ENERGY CONSUMPTION IN THE IRON & STEEL INDUSTRY IN EU MEMBER STATES IN LIGHT OF THE THEORY OF ENVIRONMENTAL ECONOMICS

1 GOŁASA Piotr
Co-authors:
1 WYSOKIŃSKI Marcin 1 BIEŃKOWSKA-GOŁASA Wioletta
Institution:
1 Warsaw University of Life Sciences-SGGW , Warszawa, Poland, EU, piotr_golasa@sggw.pl
Conference:
24th International Conference on Metallurgy and Materials, Hotel Voronez I, Brno, Czech Republic, EU, June 3rd - 5th 2015
Proceedings:
Proceedings 24th International Conference on Metallurgy and Materials
Pages:
1927-1932
ISBN:
978-80-87294-58-1
ISSN:
2694-9296
Published:
12th January 2015
Proceedings of the conference were published in Web of Science and Scopus.
Metrics:
346 views / 129 downloads
Abstract

The article presents the use of different energy sources in the iron & steel industry in the European Union in the period between 2005 and 2013. The analysis was based on data from Eurostat. It has been found that the iron & steel industry has, during the studied period, decreased its share in final energy consumption from 5.31% to 4.6%. The largest portion of this, 47%, is derived from Solid fuels, with Oil the smallest at only 2.44%. Over the studied period the structure of energy sources used in the iron & steel industry underwent changes. The consumption of Coke oven coke, which in 2005 accounted for 28.38% of energy sources calculated in kilo tonnes of oil equivalent (ktoe) decreased and in 2013 amounted to only 24.57%. However, this was offset by an increase in consumption of other bituminous coal. Great diversity in the structure of energy sources was observed in the iron & steel industry in the surveyed countries.

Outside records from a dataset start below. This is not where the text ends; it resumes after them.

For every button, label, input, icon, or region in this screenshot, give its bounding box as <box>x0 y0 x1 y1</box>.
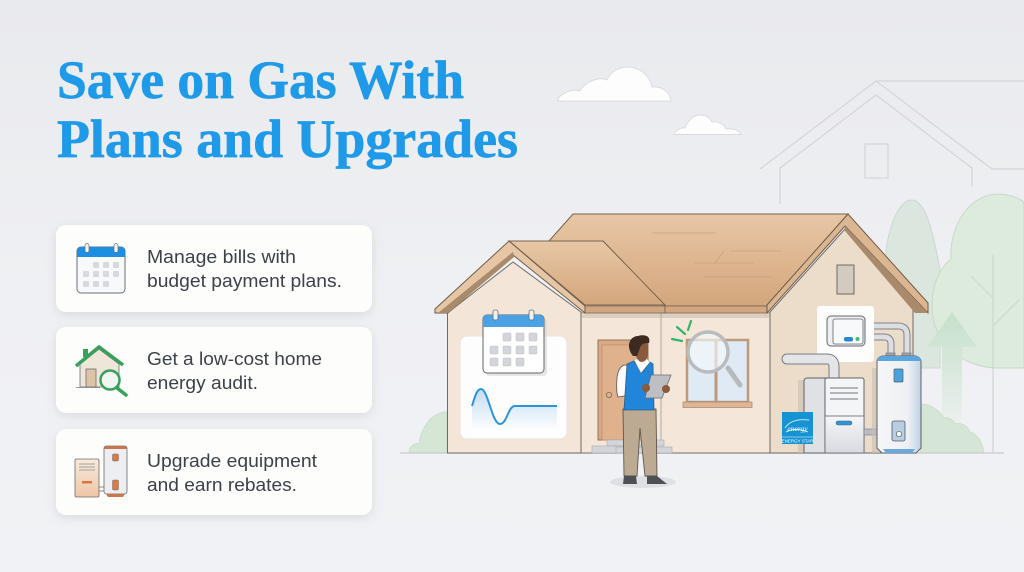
card 1 text: Manage bills with <box>147 247 296 267</box>
person inspector <box>610 335 676 488</box>
ground shadow <box>610 476 676 488</box>
icon: calendar <box>77 244 125 293</box>
clouds <box>558 67 741 134</box>
left hand <box>642 384 650 392</box>
calendar <box>483 310 547 376</box>
upward arrow <box>927 312 977 432</box>
clipboard <box>645 375 671 398</box>
trousers <box>623 409 657 476</box>
hair <box>629 335 649 356</box>
title: Plans and Upgrades <box>57 109 518 169</box>
window <box>683 340 752 408</box>
water heater <box>872 353 921 453</box>
entry divider <box>660 313 662 440</box>
title: Save on Gas With <box>57 50 464 110</box>
gable vent <box>837 265 854 294</box>
right gable roof <box>767 214 928 313</box>
furnace vent pipe <box>787 359 834 382</box>
card 1 text: budget payment plans. <box>147 271 342 291</box>
head <box>636 343 648 362</box>
shoes <box>623 476 637 484</box>
left gable wall <box>448 262 581 453</box>
main roof <box>549 214 848 306</box>
calendar chart panel <box>460 310 567 439</box>
card 3 text: and earn rebates. <box>147 475 297 495</box>
card 3 <box>56 429 372 515</box>
steps <box>592 440 672 453</box>
title <box>57 50 518 169</box>
energy star badge: ENERGY STAR <box>782 438 814 444</box>
shrubs <box>409 404 984 453</box>
icon: furnace and water heater <box>75 446 127 497</box>
card 3 text: Upgrade equipment <box>147 451 317 471</box>
water heater pipes <box>874 326 907 356</box>
shirt sleeve <box>617 365 643 397</box>
card 2 text: energy audit. <box>147 373 258 393</box>
card 1 <box>56 225 372 312</box>
card 1 text <box>147 247 342 291</box>
furnace <box>798 378 864 453</box>
roof shadow <box>582 313 769 318</box>
card 3 text <box>147 451 317 495</box>
right gable wall <box>770 229 913 453</box>
icon: house with magnifier <box>76 347 126 395</box>
middle wall <box>581 313 770 453</box>
card 2 text <box>147 349 322 393</box>
house <box>435 214 928 453</box>
collar <box>634 358 650 373</box>
background trees <box>886 194 1024 453</box>
thermostat panel <box>817 306 874 362</box>
left gable front roof <box>435 241 767 313</box>
connector pipe <box>864 429 879 435</box>
magnifying glass <box>672 321 740 385</box>
vest <box>624 361 654 410</box>
right hand <box>662 385 670 393</box>
wave chart <box>472 389 557 432</box>
card 2 text: Get a low-cost home <box>147 349 322 369</box>
energy star badge: energy <box>787 424 808 433</box>
door <box>598 340 648 440</box>
background house outline <box>760 81 1024 204</box>
energy star badge <box>782 412 814 444</box>
ground line <box>400 452 1004 454</box>
card 2 <box>56 327 372 413</box>
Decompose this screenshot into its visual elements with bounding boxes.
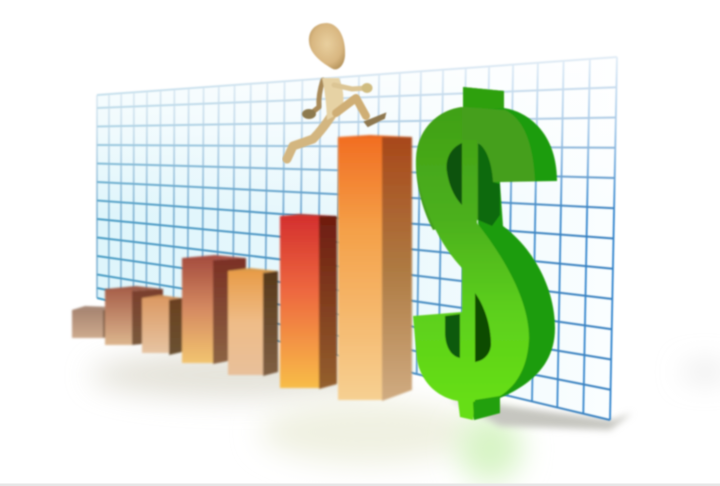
bar 4 [182,255,246,364]
bar 2 [105,286,163,345]
bar 7 [338,135,412,401]
bar 5 [228,268,278,376]
dollar sign: main body front face [413,107,529,420]
figure: foot [365,114,385,126]
dollar sign [413,87,557,420]
figure: back leg [287,110,335,159]
dollar sign: arm front face [416,107,535,230]
dollar sign: lower stem side [473,396,500,420]
wooden figure leaping onto the tallest bar [287,23,385,159]
figure: front arm [334,85,367,89]
floor reflection and shadows [0,351,720,486]
bar chart: seven rising bars [72,135,412,401]
bar 3 [142,295,182,355]
dollar sign: lower left counter [445,314,460,358]
blue perspective grid [80,45,630,420]
figure: back arm [309,80,323,115]
figure: torso [322,78,343,120]
dollar sign: dark extruded side [463,87,557,420]
dollar sign: upper stem and arm [463,87,504,110]
bar 6 [280,214,337,389]
figure: front leg [336,98,366,116]
figure: head [309,23,345,69]
figure: hand [302,109,316,119]
dollar sign: upper right counter [478,143,500,226]
dollar sign: lower right counter [475,293,491,362]
dollar sign: upper left counter [447,143,462,205]
bar 1 [72,306,112,338]
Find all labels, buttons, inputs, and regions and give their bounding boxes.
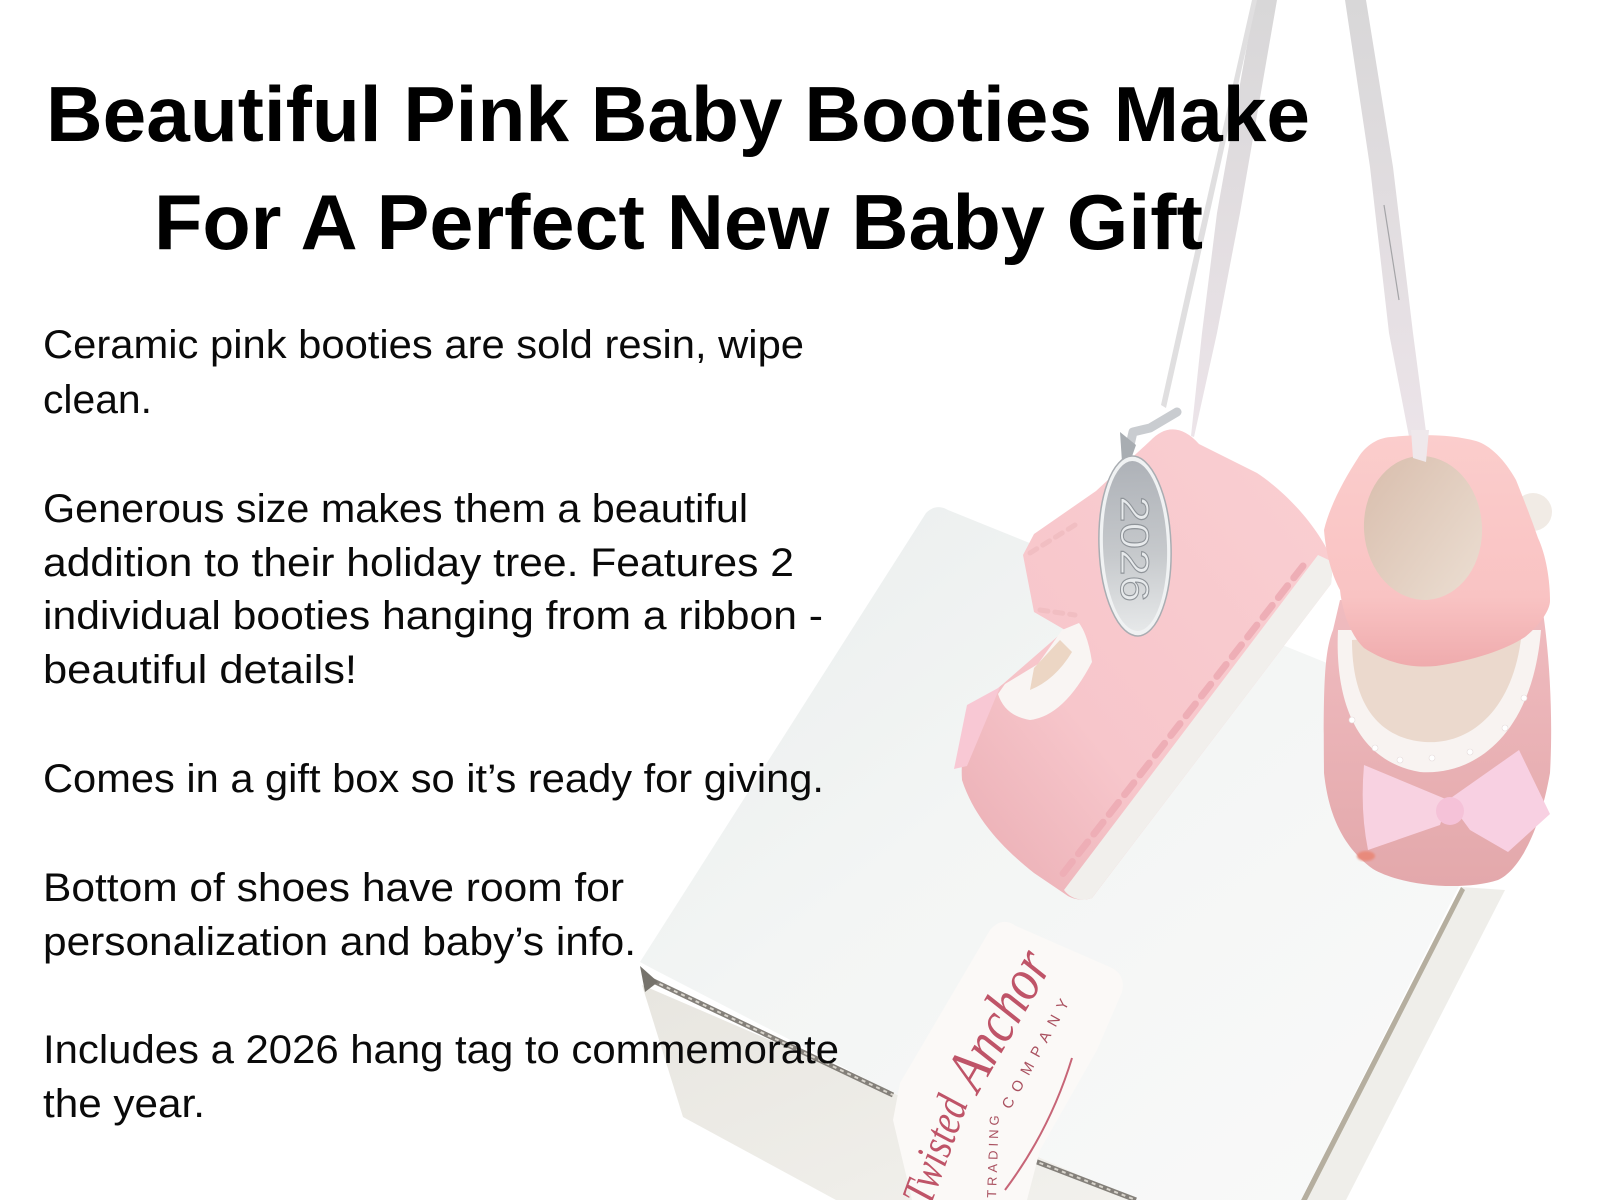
paragraph: material: clean. — [43, 378, 152, 422]
paragraph: personalization: personalization and baby’s info. — [43, 920, 636, 964]
shoe opening — [1352, 630, 1522, 742]
glitter sparkle — [1349, 695, 1527, 763]
side bow — [954, 687, 1000, 769]
paragraph: material: Ceramic pink booties are sold resin, wipe — [43, 323, 804, 367]
title — [46, 70, 1310, 266]
left bootie — [954, 412, 1333, 900]
sticker word trading: TRADING — [984, 1111, 1002, 1198]
shoe body — [1324, 600, 1551, 886]
paragraph: material — [43, 323, 804, 422]
ribbon end — [1411, 430, 1429, 462]
corrugated crease — [645, 977, 1136, 1200]
sticker subtitle: COMPANY — [999, 989, 1077, 1112]
toe mark — [1357, 851, 1375, 861]
title line 2: For A Perfect New Baby Gift — [154, 178, 1203, 266]
photo: gift box with sticker — [640, 507, 1530, 1200]
right bootie — [1324, 430, 1552, 886]
sole — [1064, 555, 1333, 900]
paragraph: gift box: Comes in a gift box so it’s ready for giving. — [43, 757, 824, 801]
hang tag — [1096, 455, 1174, 637]
sticker — [891, 922, 1123, 1200]
tag year: 2026 — [1112, 496, 1156, 602]
tag clasp — [1120, 412, 1177, 462]
ribbons — [1161, 0, 1428, 447]
paragraph: personalization — [43, 866, 636, 964]
paragraph: size: beautiful details! — [43, 648, 357, 692]
cuff — [1324, 435, 1550, 667]
body text — [43, 323, 839, 1126]
paragraph: hang tag: Includes a 2026 hang tag to commemorate — [43, 1028, 839, 1072]
sticker logo word: Anchor — [930, 937, 1065, 1103]
title line 1: Beautiful Pink Baby Booties Make — [46, 70, 1310, 158]
paragraph: personalization: Bottom of shoes have room for — [43, 866, 624, 910]
paragraph: size: Generous size makes them a beautiful — [43, 487, 748, 531]
paragraph: hang tag — [43, 1028, 839, 1126]
bow — [1363, 750, 1550, 852]
box top face — [640, 507, 1530, 1200]
glitter opening — [998, 623, 1092, 720]
paragraph: hang tag: the year. — [43, 1082, 205, 1126]
shoe body — [962, 429, 1333, 900]
cuff interior — [1359, 452, 1487, 604]
glitter band — [1338, 630, 1541, 772]
box corner shadow — [640, 966, 658, 992]
paragraph: size: individual booties hanging from a ribbon - — [43, 594, 823, 638]
paragraph: size — [43, 487, 823, 692]
stitching — [1058, 566, 1303, 880]
paragraph: size: addition to their holiday tree. Features 2 — [43, 541, 794, 585]
box side panel — [1301, 887, 1505, 1200]
box front face — [642, 985, 1136, 1200]
heel ball — [1514, 493, 1552, 531]
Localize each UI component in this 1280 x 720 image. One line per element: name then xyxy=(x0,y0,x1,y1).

In 2013, the largest share of Solid Fuels was observed in the United Kingdom - 68.96%. The smallest was recorded in Spain and Italy, but those countries were characterised by the decidedly largest share held by Electricity (over 30%).

Keywords: metallurgy, consumption, energy source, environmental economics

© This is an open access article distributed under the Creative Commons Attribution License which permits unrestricted use, distribution, and reproduction in any medium, provided the original work is properly cited.